Since then, we've heard from many Armenians in America and around the world who feel the same urge to record the culinary traditions of our parents and grandparents before it's too late.
Now comes news that the same sense of urgency is just as strong in the homeland -- and an exciting effort is now underway.
The National Competitiveness Foundation of Armenia has launched its ambitious Cuisine Revival Project, which aims to reverse decades of neglect and foreign influence in the nation's commercial kitchens.
The foundation's announcement said the project "aims to foster the revival of lost recipes and the creation of new dishes based on Armenian ingredients and traditions."
"We want to make Armenia a culinary tourism destination," foundation CEO Pegor Papazian said in a press release.

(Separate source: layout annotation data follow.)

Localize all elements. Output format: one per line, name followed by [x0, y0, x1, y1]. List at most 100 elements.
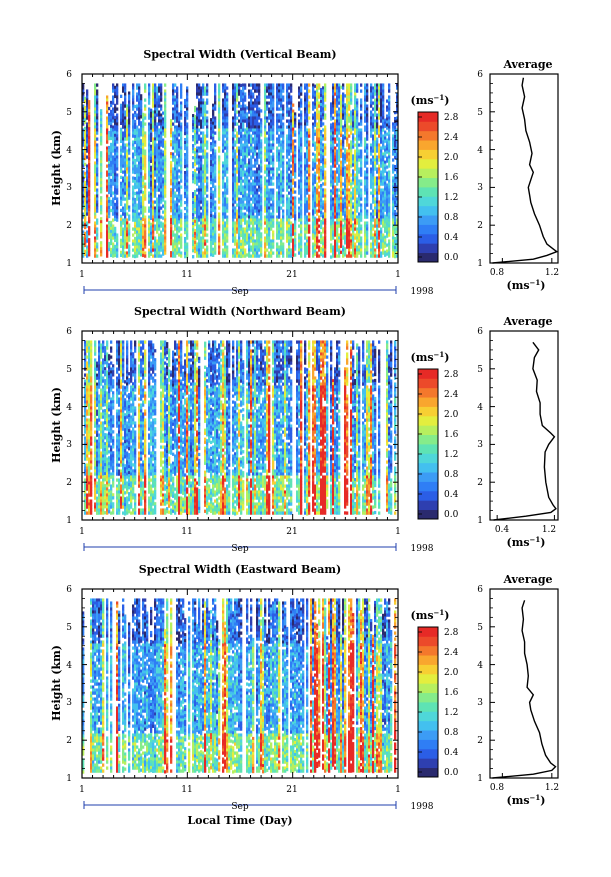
heatmap-cell: [234, 95, 236, 98]
heatmap-cell: [164, 101, 166, 104]
heatmap-cell: [254, 179, 256, 182]
heatmap-cell: [244, 242, 246, 245]
heatmap-cell: [126, 164, 128, 167]
heatmap-cell: [324, 194, 326, 197]
heatmap-cell: [132, 155, 134, 158]
heatmap-cell: [126, 125, 128, 128]
heatmap-cell: [234, 104, 236, 107]
heatmap-cell: [224, 194, 226, 197]
heatmap-cell: [138, 173, 140, 176]
heatmap-cell: [116, 83, 118, 86]
heatmap-cell: [238, 155, 240, 158]
heatmap-cell: [288, 140, 290, 143]
heatmap-cell: [272, 104, 274, 107]
heatmap-cell: [114, 218, 116, 221]
heatmap-cell: [322, 128, 324, 131]
heatmap-cell: [300, 149, 302, 152]
heatmap-cell: [156, 251, 158, 254]
heatmap-cell: [312, 125, 314, 128]
heatmap-cell: [108, 167, 110, 170]
heatmap-cell: [132, 95, 134, 98]
heatmap-cell: [286, 182, 288, 185]
heatmap-cell: [134, 147, 136, 150]
heatmap-cell: [298, 161, 300, 164]
heatmap-cell: [270, 206, 272, 209]
heatmap-cell: [240, 240, 242, 243]
heatmap-cell: [234, 143, 236, 146]
heatmap-cell: [128, 163, 130, 166]
heatmap-cell: [198, 128, 200, 131]
heatmap-cell: [138, 98, 140, 101]
heatmap-cell: [186, 245, 188, 248]
heatmap-cell: [158, 101, 160, 104]
heatmap-cell: [100, 166, 102, 169]
heatmap-cell: [158, 179, 160, 182]
heatmap-cell: [116, 215, 118, 218]
heatmap-cell: [236, 122, 238, 125]
heatmap-cell: [170, 128, 172, 131]
heatmap-cell: [250, 119, 252, 122]
heatmap-cell: [106, 227, 108, 230]
heatmap-cell: [236, 191, 238, 194]
heatmap-cell: [116, 149, 118, 152]
heatmap-cell: [332, 173, 334, 176]
heatmap-cell: [234, 155, 236, 158]
heatmap-cell: [96, 221, 98, 224]
heatmap-cell: [96, 245, 98, 248]
heatmap-cell: [240, 174, 242, 177]
heatmap-cell: [254, 188, 256, 191]
heatmap-cell: [106, 125, 108, 128]
heatmap-cell: [206, 146, 208, 149]
heatmap-cell: [180, 176, 182, 179]
heatmap-cell: [160, 236, 162, 239]
heatmap-cell: [126, 200, 128, 203]
heatmap-cell: [338, 203, 340, 206]
heatmap-cell: [94, 182, 96, 185]
heatmap-cell: [300, 227, 302, 230]
heatmap-cell: [148, 164, 150, 167]
heatmap-cell: [132, 206, 134, 209]
heatmap-cell: [158, 203, 160, 206]
heatmap-cell: [276, 128, 278, 131]
heatmap-cell: [294, 118, 296, 121]
heatmap-cell: [306, 191, 308, 194]
heatmap-cell: [202, 155, 204, 158]
heatmap-cell: [180, 251, 182, 254]
heatmap-cell: [134, 138, 136, 141]
heatmap-cell: [232, 125, 234, 128]
heatmap-cell: [314, 130, 316, 133]
heatmap-cell: [268, 173, 270, 176]
heatmap-cell: [260, 163, 262, 166]
heatmap-cell: [132, 83, 134, 86]
heatmap-cell: [314, 205, 316, 208]
heatmap-cell: [120, 170, 122, 173]
heatmap-cell: [316, 191, 318, 194]
heatmap-cell: [266, 137, 268, 140]
heatmap-cell: [318, 152, 320, 155]
heatmap-cell: [178, 196, 180, 199]
heatmap-cell: [324, 236, 326, 239]
heatmap-cell: [186, 101, 188, 104]
heatmap-cell: [266, 194, 268, 197]
heatmap-cell: [196, 206, 198, 209]
heatmap-cell: [270, 245, 272, 248]
heatmap-cell: [232, 200, 234, 203]
heatmap-cell: [268, 179, 270, 182]
heatmap-cell: [200, 227, 202, 230]
heatmap-cell: [176, 116, 178, 119]
heatmap-cell: [258, 209, 260, 212]
heatmap-cell: [306, 104, 308, 107]
heatmap-cell: [194, 148, 196, 151]
heatmap-cell: [234, 239, 236, 242]
heatmap-cell: [204, 197, 206, 200]
heatmap-cell: [120, 224, 122, 227]
heatmap-cell: [134, 207, 136, 210]
heatmap-cell: [276, 176, 278, 179]
heatmap-cell: [232, 221, 234, 224]
heatmap-cell: [126, 161, 128, 164]
heatmap-cell: [290, 140, 292, 143]
heatmap-cell: [294, 163, 296, 166]
heatmap-cell: [334, 227, 336, 230]
heatmap-cell: [256, 230, 258, 233]
heatmap-cell: [200, 242, 202, 245]
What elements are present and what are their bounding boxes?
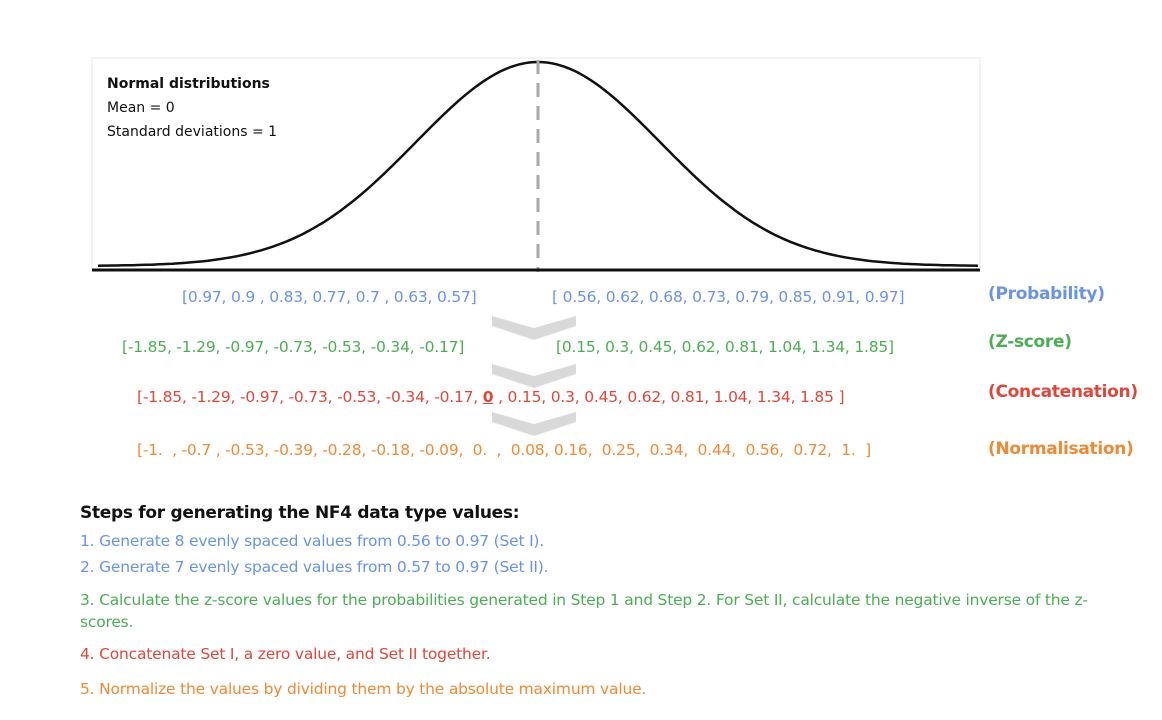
chevron-down-icon (492, 412, 576, 436)
concatenation-set-one: [-1.85, -1.29, -0.97, -0.73, -0.53, -0.3… (137, 388, 483, 406)
normalisation-label: (Normalisation) (988, 439, 1134, 459)
normalisation-values: [-1. , -0.7 , -0.53, -0.39, -0.28, -0.18… (137, 441, 871, 459)
concatenation-values: [-1.85, -1.29, -0.97, -0.73, -0.53, -0.3… (137, 388, 845, 406)
probability-left: [0.97, 0.9 , 0.83, 0.77, 0.7 , 0.63, 0.5… (182, 288, 477, 306)
step-2: 2. Generate 7 evenly spaced values from … (80, 558, 549, 576)
chevron-down-icon (492, 364, 576, 388)
probability-right: [ 0.56, 0.62, 0.68, 0.73, 0.79, 0.85, 0.… (552, 288, 905, 306)
zscore-label: (Z-score) (988, 332, 1072, 352)
step-3: 3. Calculate the z-score values for the … (80, 591, 1088, 631)
step-4: 4. Concatenate Set I, a zero value, and … (80, 645, 491, 663)
legend-std: Standard deviations = 1 (107, 124, 278, 140)
legend: Normal distributions Mean = 0 Standard d… (107, 72, 277, 144)
step-5: 5. Normalize the values by dividing them… (80, 680, 647, 698)
zscore-right: [0.15, 0.3, 0.45, 0.62, 0.81, 1.04, 1.34… (556, 338, 894, 356)
concatenation-set-two: , 0.15, 0.3, 0.45, 0.62, 0.81, 1.04, 1.3… (493, 388, 845, 406)
step-1: 1. Generate 8 evenly spaced values from … (80, 532, 545, 550)
normal-distribution-plot (91, 57, 981, 272)
steps-title: Steps for generating the NF4 data type v… (80, 503, 520, 523)
legend-mean: Mean = 0 (107, 100, 175, 116)
probability-label: (Probability) (988, 284, 1105, 304)
zscore-left: [-1.85, -1.29, -0.97, -0.73, -0.53, -0.3… (122, 338, 465, 356)
concatenation-label: (Concatenation) (988, 382, 1138, 402)
chevron-down-icon (492, 316, 576, 340)
legend-title: Normal distributions (107, 76, 270, 92)
concatenation-zero: 0 (482, 388, 494, 406)
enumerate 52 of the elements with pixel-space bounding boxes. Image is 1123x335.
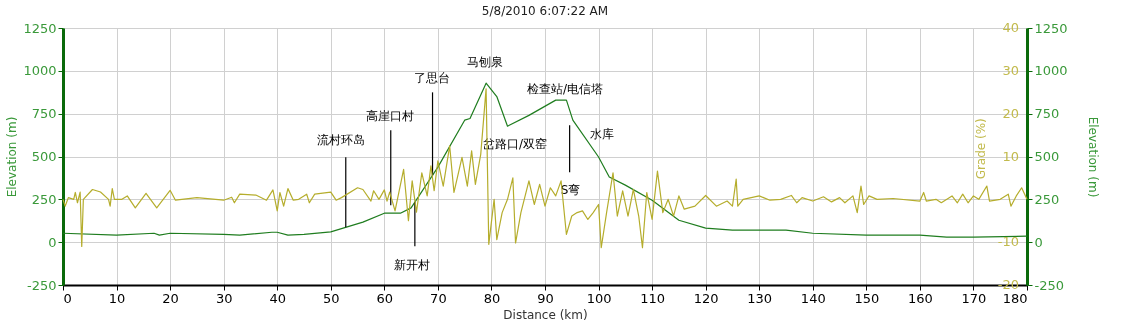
annotation: 岔路口/双窑 — [482, 137, 548, 151]
y-tick-label: 1000 — [23, 63, 57, 79]
y2-tick-label: 30 — [1002, 62, 1019, 78]
y3-tick-label: 1250 — [1034, 20, 1068, 36]
x-tick-label: 60 — [376, 290, 394, 306]
annotation: 水库 — [590, 127, 614, 141]
x-tick-label: 150 — [854, 290, 880, 306]
x-tick-label: 170 — [961, 290, 987, 306]
y3-axis-title: Elevation (m) — [1085, 116, 1100, 198]
y2-tick-label: 40 — [1002, 20, 1019, 35]
x-tick-label: 50 — [323, 290, 340, 306]
y3-tick-label: 750 — [1034, 106, 1060, 122]
y2-axis-title: Grade (%) — [974, 118, 988, 180]
y2-tick-label: 10 — [1002, 148, 1019, 164]
y-tick-label: 0 — [48, 234, 57, 250]
x-tick-label: 130 — [747, 290, 773, 306]
y3-tick-label: 500 — [1034, 149, 1060, 164]
x-tick-label: 120 — [693, 290, 719, 306]
y-tick-label: 1250 — [23, 20, 57, 36]
x-tick-label: 160 — [907, 290, 933, 306]
x-tick-label: 40 — [269, 290, 286, 306]
x-tick-label: 10 — [108, 290, 126, 306]
annotation: 高崖口村 — [365, 109, 414, 124]
y-tick-label: 750 — [31, 106, 57, 122]
x-axis-title: Distance (km) — [503, 307, 588, 322]
chart-title: 5/8/2010 6:07:22 AM — [481, 4, 609, 18]
annotation: 了思台 — [413, 71, 450, 86]
y3-tick-label: -250 — [1034, 277, 1065, 293]
x-tick-label: 20 — [162, 290, 179, 306]
x-tick-label: 80 — [483, 290, 501, 306]
y3-tick-label: 250 — [1034, 191, 1060, 207]
annotation: S弯 — [560, 183, 581, 198]
x-tick-label: 0 — [63, 290, 72, 306]
y3-tick-label: 1000 — [1034, 63, 1068, 79]
x-tick-label: 30 — [215, 290, 233, 306]
x-tick-label: 110 — [640, 290, 666, 306]
x-tick-label: 70 — [430, 290, 447, 306]
y-tick-label: -250 — [26, 277, 57, 293]
y-tick-label: 500 — [31, 149, 57, 164]
annotation: 马刨泉 — [467, 55, 503, 69]
x-tick-label: 90 — [537, 290, 554, 306]
y-axis-title: Elevation (m) — [5, 116, 20, 198]
x-tick-label: 180 — [1002, 290, 1028, 306]
x-tick-label: 100 — [586, 290, 612, 306]
y-tick-label: 250 — [31, 191, 57, 207]
y2-tick-label: 20 — [1002, 105, 1019, 121]
y3-tick-label: 0 — [1034, 234, 1043, 250]
y2-tick-label: -10 — [997, 234, 1019, 250]
annotation: 检查站/电信塔 — [526, 82, 604, 96]
x-tick-label: 140 — [800, 290, 826, 306]
annotation: 新开村 — [393, 258, 430, 273]
annotation: 流村环岛 — [316, 133, 365, 148]
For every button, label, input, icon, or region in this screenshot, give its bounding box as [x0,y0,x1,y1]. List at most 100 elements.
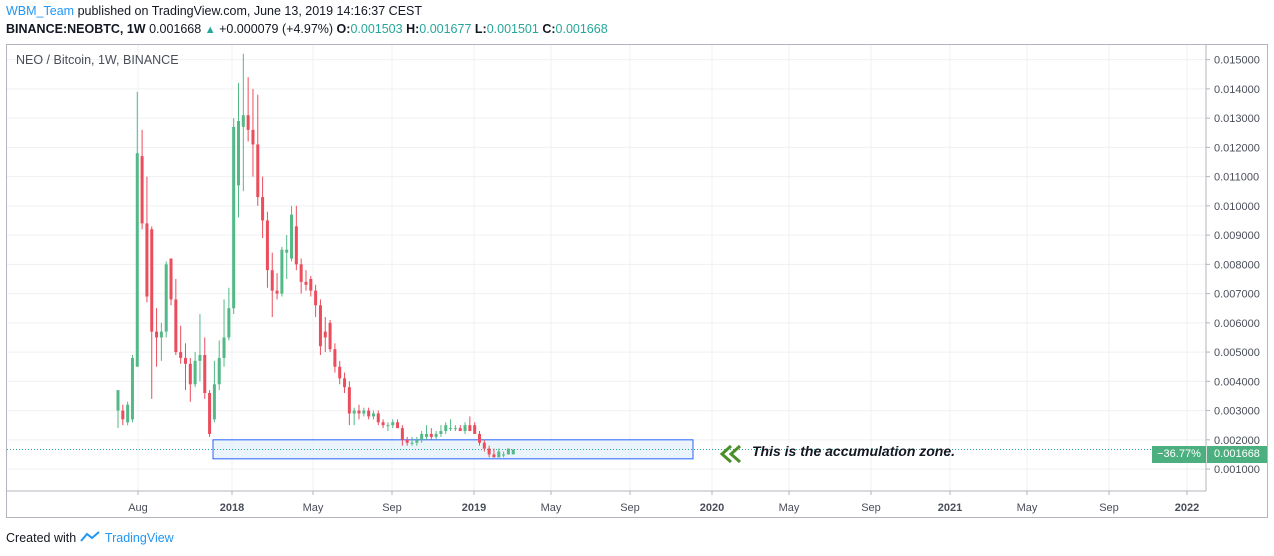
candle-down[interactable] [208,393,212,434]
time-tick-label: 2022 [1175,502,1199,514]
candle-down[interactable] [400,428,404,440]
candle-up[interactable] [290,214,294,259]
candle-down[interactable] [318,305,322,347]
candle-down[interactable] [174,299,178,353]
candle-down[interactable] [203,355,207,394]
candle-down[interactable] [323,331,327,338]
candle-up[interactable] [352,410,356,414]
annotation-text[interactable]: This is the accumulation zone. [752,443,956,459]
candle-up[interactable] [449,428,453,430]
candle-down[interactable] [478,433,481,443]
time-tick-label: 2021 [938,502,962,514]
candle-up[interactable] [362,410,366,414]
candle-up[interactable] [415,439,419,443]
candle-up[interactable] [164,264,168,332]
candle-up[interactable] [130,357,134,420]
candle-down[interactable] [150,229,154,332]
candle-up[interactable] [511,449,515,455]
price-tick-label: 0.003000 [1214,406,1260,418]
candle-down[interactable] [492,454,496,458]
candle-down[interactable] [304,281,308,285]
candle-down[interactable] [396,422,400,429]
candle-down[interactable] [188,363,192,385]
candle-down[interactable] [376,413,380,423]
candle-down[interactable] [145,223,149,297]
ticker-label: BINANCE:NEOBTC, 1W [6,22,146,36]
candle-down[interactable] [429,433,433,437]
candle-up[interactable] [391,422,395,426]
candle-up[interactable] [502,454,506,456]
time-tick-label: May [541,502,562,514]
candle-down[interactable] [169,258,173,300]
candle-up[interactable] [232,126,236,309]
time-tick-label: 2019 [462,502,486,514]
candle-up[interactable] [420,433,424,440]
candle-up[interactable] [227,308,231,338]
candle-up[interactable] [285,249,289,253]
candle-down[interactable] [333,349,337,367]
candle-down[interactable] [275,290,279,294]
candle-down[interactable] [246,115,250,130]
candle-up[interactable] [453,428,457,430]
candle-up[interactable] [424,433,428,437]
candle-down[interactable] [338,366,342,379]
candle-up[interactable] [434,433,438,437]
candle-down[interactable] [140,156,144,224]
time-tick-label: May [303,502,324,514]
candle-down[interactable] [487,448,491,455]
candle-up[interactable] [193,360,197,385]
tradingview-link[interactable]: TradingView [104,531,174,545]
created-with-text: Created with [6,531,77,545]
candle-up[interactable] [135,153,139,367]
candle-down[interactable] [458,428,462,432]
candle-up[interactable] [463,425,467,432]
accumulation-zone-box[interactable] [212,439,694,460]
candle-up[interactable] [212,384,216,420]
candle-down[interactable] [381,422,385,426]
candle-down[interactable] [183,357,187,364]
candle-up[interactable] [386,425,390,427]
price-tick-label: 0.015000 [1214,55,1260,67]
candle-down[interactable] [357,410,361,414]
candle-down[interactable] [265,220,269,271]
candle-up[interactable] [126,404,130,423]
candle-up[interactable] [159,331,163,338]
candle-up[interactable] [217,357,221,385]
candle-down[interactable] [270,270,274,291]
candle-down[interactable] [256,144,260,198]
candle-up[interactable] [237,121,240,186]
candle-down[interactable] [405,439,409,443]
candle-up[interactable] [198,355,202,361]
candle-up[interactable] [222,337,226,358]
candle-up[interactable] [371,413,375,417]
candle-down[interactable] [367,410,371,417]
candle-down[interactable] [294,226,298,265]
candle-down[interactable] [473,425,477,434]
candle-down[interactable] [468,425,472,432]
candle-down[interactable] [309,278,313,291]
candle-up[interactable] [410,442,414,444]
candle-down[interactable] [299,264,303,282]
candle-down[interactable] [328,322,332,350]
candle-up[interactable] [116,390,120,411]
candle-up[interactable] [497,451,501,458]
chart-frame[interactable] [6,44,1268,518]
candle-down[interactable] [482,442,486,449]
candle-down[interactable] [251,129,255,145]
candle-up[interactable] [280,249,284,294]
candle-down[interactable] [343,378,347,388]
candle-down[interactable] [314,290,318,306]
candle-up[interactable] [241,115,245,127]
candle-up[interactable] [439,431,443,434]
author-link[interactable]: WBM_Team [6,4,75,18]
last-price: 0.001668 [149,22,202,36]
candle-down[interactable] [179,352,183,358]
candle-down[interactable] [261,197,265,221]
change-value: +0.000079 (+4.97%) [219,22,334,36]
candle-down[interactable] [347,387,351,414]
candle-up[interactable] [506,448,510,455]
candle-down[interactable] [155,331,159,338]
candle-up[interactable] [444,425,448,432]
candle-down[interactable] [121,410,125,420]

Unfortunately, many younger cooks are untrained in Armenian food. Chef Setrak Mamulyan noted in the same release that "we are facing the danger of losing some of our dishes with the passing away of the older generation."
The revival effort, which involves many of the country's top chefs and restaurateurs, was launched in six villages in the Syunik province. Local residents were surveyed about each village's traditional cuisine, and recipes carried back to the national's capital for testing and development by professional chefs.
As the project grows, villagers through the country will be called on. Researchers are also scouring old manuscripts and other historical sources not only for recipes but for evidence of the unique roots of Armenian cuisine.
The results will ultimately be shared with the world through a Web site and cookbook.
"It's like mining for gold," Papazian said. "We want to bring out the full hidden potential of Armenian cuisine through a process that starts with research but also involves substantial creativity and teamwork."